In image domain gridding the convolution kernel is never actually computed.
Instead all direction dependent effects (DDEs) are applied in the image domain.
Nevertheless, the Fourier transform of the DDEs exists and is here refered to
as 'convolution kernel'.

Usually the theoretical support of the convolution kernel is infinite.
Though practically the low tails can be cut off and the width of the 
area that remains is the kernel size.

The kernel needs to be smaller than the subgrid.
For performance reasons the subgrid size is always a multiple of eight.
The subgrid needs to be large enough to fit the uv span in time and frequency of the visibilities assigned to it,
plus the size of the kernel, as is shown in the image below.

.. image:: subgrid.png
  :width: 400


The larger the difference between kernel size and
subgrid size, the more visibilities will fit within a subgrid.
How many visibilities will fit depends on the density of the samples.
When the data is averaged such that there is little time and bandwidth smearing
the uv stepsize between the timesteps and channels is smaller than a pixel.

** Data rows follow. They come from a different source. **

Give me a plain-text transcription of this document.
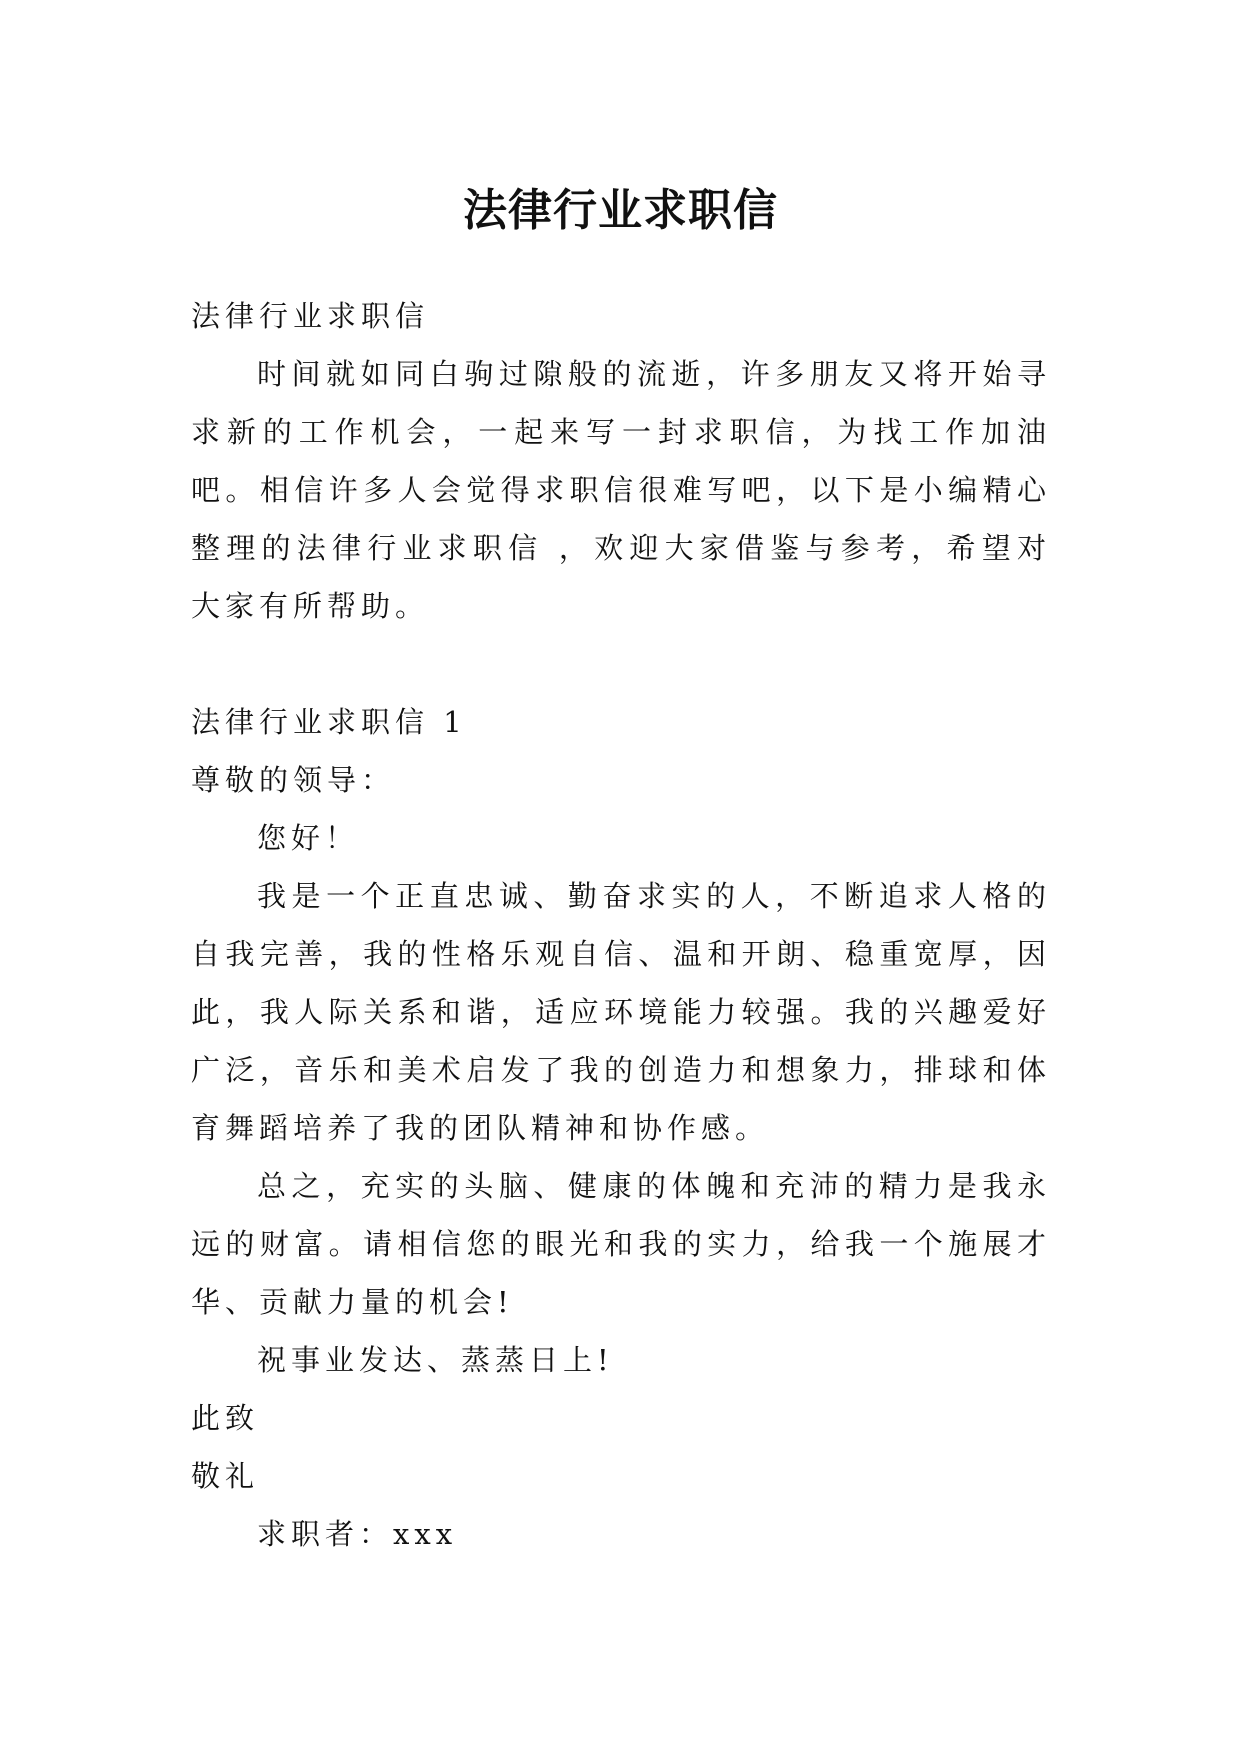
法律行业求职信

法律行业求职信

时间就如同白驹过隙般的流逝，许多朋友又将开始寻求新的工作机会，一起来写一封求职信，为找工作加油吧。相信许多人会觉得求职信很难写吧，以下是小编精心整理的法律行业求职信 ，欢迎大家借鉴与参考，希望对大家有所帮助。

法律行业求职信 1

尊敬的领导：

您好！

我是一个正直忠诚、勤奋求实的人，不断追求人格的自我完善，我的性格乐观自信、温和开朗、稳重宽厚，因此，我人际关系和谐，适应环境能力较强。我的兴趣爱好广泛，音乐和美术启发了我的创造力和想象力，排球和体育舞蹈培养了我的团队精神和协作感。

总之，充实的头脑、健康的体魄和充沛的精力是我永远的财富。请相信您的眼光和我的实力，给我一个施展才华、贡献力量的机会!

祝事业发达、蒸蒸日上!

此致

敬礼

求职者：xxx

Increasing the subgrid size means more work per visibility.
But for a fixed kernel size, a larger subgrid also means that more visibilities fit on the subgrid.
The cost of FFT-ing the subgrid is shared by more visibilities, reducing the cost per 
visibility. There is an optimum subgrid size minimizing the per visibility cost.
Instead of computing the exact optimum size as simple heuristic is to reserve a fixed
number of pixels or fraction of the subgrid for the uv span over time and frequency.

The direction dependent effects that contribute to the kernel size are

* Tapering function
* A-term
* W-term